As abordagens de investigação tomaram, como base, metodologias
participativas e inclusivas de alunos de mestrado, doutorado e pós-doutorandos
e gerou 40 teses, 54 publicações nacionais e internacionais, oito capítulos de
livros, o site www.aruci-smc.org, dentre
outros produtos oriundos do projeto. A participação ativa dos usuários no
processo de investigação tornou-se um evento sem precedentes no Brasil.

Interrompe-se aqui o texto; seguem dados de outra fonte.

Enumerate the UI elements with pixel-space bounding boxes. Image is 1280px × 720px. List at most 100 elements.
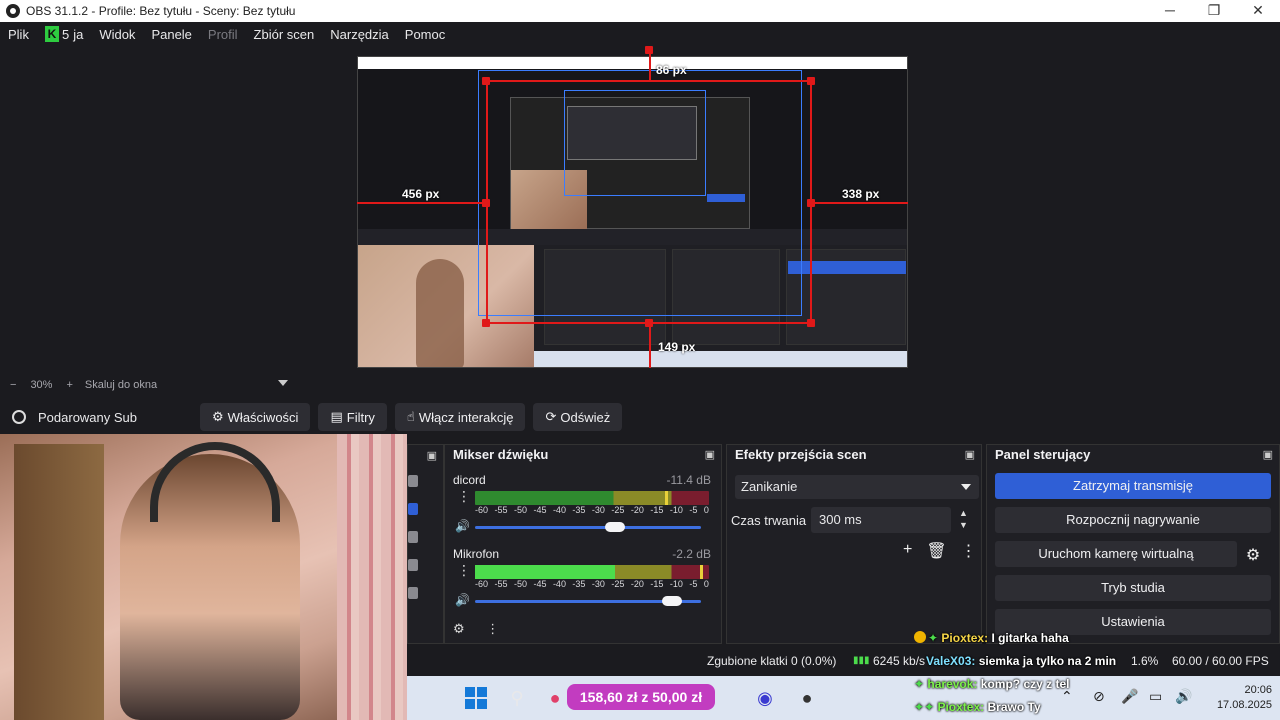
menu-file[interactable]: Plik bbox=[0, 27, 37, 42]
resize-handle-bottom[interactable] bbox=[645, 319, 653, 327]
lock-icon[interactable] bbox=[408, 503, 418, 515]
scene-transitions-dock: Efekty przejścia scen ▣ Zanikanie Czas t… bbox=[726, 444, 982, 644]
transform-top-edge bbox=[486, 80, 812, 82]
volume-slider-handle[interactable] bbox=[662, 596, 682, 606]
meter-ticks: -60 -55 -50 -45 -40 -35 -30 -25 -20 -15 -10 -5 0 bbox=[475, 579, 709, 589]
dock-restore-icon[interactable]: ▣ bbox=[427, 449, 437, 462]
close-button[interactable]: ✕ bbox=[1236, 0, 1280, 22]
taskbar-clock[interactable]: 20:06 17.08.2025 bbox=[1217, 683, 1272, 713]
chat-message: ✦✦ Pioxtex: Brawo Ty bbox=[914, 700, 1041, 714]
resize-handle-bottom-right[interactable] bbox=[807, 319, 815, 327]
stop-stream-button[interactable]: Zatrzymaj transmisję bbox=[995, 473, 1271, 499]
meter-tick-label: -20 bbox=[630, 505, 644, 515]
guide-top-handle[interactable] bbox=[645, 46, 653, 54]
windows-start-icon[interactable] bbox=[465, 687, 487, 709]
resize-handle-left[interactable] bbox=[482, 199, 490, 207]
mixer-title: Mikser dźwięku bbox=[453, 447, 549, 462]
volume-icon[interactable]: 🔊 bbox=[1175, 688, 1192, 705]
meter-tick-label: -55 bbox=[494, 505, 508, 515]
mixer-menu-icon[interactable]: ⋮ bbox=[486, 621, 499, 636]
recording-app-icon[interactable]: ● bbox=[795, 686, 819, 710]
lock-icon[interactable] bbox=[408, 531, 418, 543]
meter-tick-label: -15 bbox=[650, 579, 664, 589]
interact-button[interactable]: ☝ Włącz interakcję bbox=[394, 403, 526, 431]
channel-menu-icon[interactable]: ⋮ bbox=[457, 563, 471, 577]
webcam-wallpaper bbox=[337, 434, 407, 720]
properties-label: Właściwości bbox=[227, 409, 299, 425]
fps-counter: 60.00 / 60.00 FPS bbox=[1172, 654, 1269, 668]
properties-button[interactable]: ⚙ Właściwości bbox=[200, 403, 311, 431]
copilot-icon[interactable]: ● bbox=[543, 686, 567, 710]
zoom-out-button[interactable]: − bbox=[10, 379, 16, 391]
resize-handle-top-right[interactable] bbox=[807, 77, 815, 85]
transition-select[interactable]: Zanikanie bbox=[735, 475, 979, 499]
lock-icon[interactable] bbox=[408, 559, 418, 571]
transition-selected: Zanikanie bbox=[741, 479, 798, 494]
search-icon[interactable]: ⚲ bbox=[505, 686, 529, 710]
dock-restore-icon[interactable]: ▣ bbox=[705, 448, 715, 461]
menu-profile[interactable]: Profil bbox=[200, 27, 246, 42]
volume-slider-handle[interactable] bbox=[605, 522, 625, 532]
menu-view[interactable]: Widok bbox=[91, 27, 143, 42]
bitrate: 6245 kb/s bbox=[873, 654, 926, 668]
controls-dock: Panel sterujący ▣ Zatrzymaj transmisję R… bbox=[986, 444, 1280, 644]
filters-button[interactable]: ▤ Filtry bbox=[318, 403, 387, 431]
lock-icon[interactable] bbox=[408, 475, 418, 487]
spin-down-icon[interactable]: ▼ bbox=[959, 519, 968, 531]
mixer-settings-gear-icon[interactable]: ⚙ bbox=[453, 621, 465, 636]
zoom-level: 30% bbox=[30, 379, 53, 391]
network-off-icon[interactable]: ⊘ bbox=[1093, 688, 1105, 705]
duration-input[interactable]: 300 ms bbox=[811, 507, 951, 533]
meter-tick-label: -40 bbox=[552, 505, 566, 515]
scale-mode-select[interactable]: Skaluj do okna bbox=[85, 379, 157, 391]
distance-label-top: 86 px bbox=[656, 63, 687, 77]
meter-tick-label: -60 bbox=[475, 579, 489, 589]
duration-label: Czas trwania bbox=[731, 513, 807, 528]
gear-icon[interactable]: ⚙ bbox=[1239, 543, 1267, 569]
volume-slider[interactable] bbox=[475, 596, 701, 606]
spin-up-icon[interactable]: ▲ bbox=[959, 507, 968, 519]
dock-restore-icon[interactable]: ▣ bbox=[1263, 448, 1273, 461]
chevron-down-icon[interactable] bbox=[278, 380, 288, 386]
resize-handle-bottom-left[interactable] bbox=[482, 319, 490, 327]
network-signal-icon: ▮▮▮ bbox=[853, 655, 870, 666]
trash-icon[interactable]: 🗑 bbox=[926, 541, 946, 561]
menu-docks[interactable]: Panele bbox=[143, 27, 199, 42]
add-transition-icon[interactable]: + bbox=[903, 541, 912, 561]
start-recording-button[interactable]: Rozpocznij nagrywanie bbox=[995, 507, 1271, 533]
refresh-button[interactable]: ⟳ Odśwież bbox=[533, 403, 623, 431]
menu-tools[interactable]: Narzędzia bbox=[322, 27, 397, 42]
resize-handle-right[interactable] bbox=[807, 199, 815, 207]
meter-tick-label: -40 bbox=[552, 579, 566, 589]
edit-overlay-badge: K bbox=[44, 26, 59, 42]
duration-spinner[interactable]: ▲ ▼ bbox=[959, 507, 968, 531]
studio-mode-button[interactable]: Tryb studia bbox=[995, 575, 1271, 601]
resize-handle-top-left[interactable] bbox=[482, 77, 490, 85]
preview-nested-taskbar bbox=[534, 351, 907, 367]
donation-goal-overlay: 158,60 zł z 50,00 zł bbox=[567, 684, 715, 710]
menu-scene-collection[interactable]: Zbiór scen bbox=[246, 27, 323, 42]
meter-peak bbox=[700, 565, 703, 579]
chevron-down-icon bbox=[961, 484, 971, 490]
meter-tick-label: -45 bbox=[533, 505, 547, 515]
obs-taskbar-icon[interactable]: ◉ bbox=[753, 686, 777, 710]
meter-tick-label: -35 bbox=[572, 579, 586, 589]
microphone-icon[interactable]: 🎤 bbox=[1121, 688, 1138, 705]
display-icon[interactable]: ▭ bbox=[1149, 688, 1162, 705]
dock-restore-icon[interactable]: ▣ bbox=[965, 448, 975, 461]
speaker-icon[interactable]: 🔊 bbox=[455, 593, 470, 607]
mixer-channel-mikrofon: Mikrofon -2.2 dB ⋮ -60 -55 -50 -45 -40 -35 -30… bbox=[453, 547, 711, 611]
channel-menu-icon[interactable]: ⋮ bbox=[457, 489, 471, 503]
minimize-button[interactable]: ─ bbox=[1148, 0, 1192, 22]
transition-menu-icon[interactable]: ⋮ bbox=[961, 541, 977, 561]
virtual-camera-button[interactable]: Uruchom kamerę wirtualną bbox=[995, 541, 1237, 567]
menu-help[interactable]: Pomoc bbox=[397, 27, 453, 42]
meter-ticks: -60 -55 -50 -45 -40 -35 -30 -25 -20 -15 -10 -5 0 bbox=[475, 505, 709, 515]
maximize-button[interactable]: ❐ bbox=[1192, 0, 1236, 22]
menu-edit[interactable]: K 5 ja bbox=[37, 26, 91, 42]
zoom-in-button[interactable]: + bbox=[66, 379, 72, 391]
speaker-icon[interactable]: 🔊 bbox=[455, 519, 470, 533]
volume-slider[interactable] bbox=[475, 522, 701, 532]
cpu-usage: 1.6% bbox=[1131, 654, 1159, 668]
lock-icon[interactable] bbox=[408, 587, 418, 599]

“A quantidade de alunos envolvidos no projeto foi enorme. Só de
doutorado e pós-doutorado do Brasil foram 35 alunos. O que me encantou no
projeto foi fazer ciência aplicável engajada com a comunidade. Essa é uma
tendência mundial de pesquisa participativa inclusiva, que no Brasil tem pouco
desenvolvimento. Temos, por exemplo, um artigo recém-publicado nos Cadernos
HumanizaSUS, publicado pelo Ministério da Saúde, que foi escrito com a
participação dos próprios usuários dos serviços da saúde mental”, revelou
Rosana Teresa Onocko-Campos, médica do Departamento de Saúde Coletiva da
Faculdade de Ciências Médicas (FCM) da Unicamp e coordenadora do projeto ARUC.
O artigo “A experiência de produção de saber no encontro entre
pesquisadores e usuários de serviços públicos de saúde mental: A construção do
guia GAM” reuniu 27 autores entre docentes, mestrandos e doutorandos da
Unicamp, da Universidade Federal Fluminense e Universidade Federal do Rio
Grande do Sul e também usuários de serviço de saúde mental dos municípios de
Campinas (SP), Novo Hamburgo e São Leopoldo (RS), Rio de Janeiro e São Pedro da
Aldeia (RJ), e trabalhadores desses serviços. Segundo Onocko-Campos, o artigo
levou dois anos para ser escrito.
No Brasil, até a década de 1980, os hospitais psiquiátricos e os asilos
eram os principais locais de tratamento para pessoas com problemas mentais
graves. A Reforma Psiquiátrica instituiu uma nova política de saúde mental, que
teve, como um de seus principais recursos, o desenvolvimento dos Centros de
Atenção Psicossocial (CAPS) para o tratamento em saúde mental na comunidade,
possibilitando o seguimento ambulatorial e a atenção à crise.
Reconhecendo o contexto de utilização pouco crítica dos medicamentos nos
tratamentos em saúde mental, bem como o valor simbólico da medicação para
aqueles que a utilizam, foi desenvolvida em Quebec, no Canadá, o guia de Gestão
Autônoma da Medicação (GAM), para que os usuários tivessem acesso a informações
sobre seus tratamentos e pudessem reivindicar seus direitos e até mesmo a
retirada da medicação.
A versão brasileira não manteve o tema da retirada
da medicação, mas reforçou a tomada de decisões compartilhadas entre usuário e
profissional de saúde. O guia é dividido em passos, onde a pessoa é convidada a
fazer um balanço da própria vida para alcançar uma melhor qualidade de saúde.
“O guia GAM revelou que o uso dos medicamentos aumenta o poder dos
serviços de saúde mental, coisa que outras pesquisas avaliativas não haviam
conseguido mostrar. A medicação psiquiátrica ainda é usada como forma de
controle das pessoas. O grande paradoxo é que descobrimos que a palavra do
usuário é pouco ouvida na hora da prescrição da medicação nos serviços
comunitários de saúde mental”, disse Onocko-Campos.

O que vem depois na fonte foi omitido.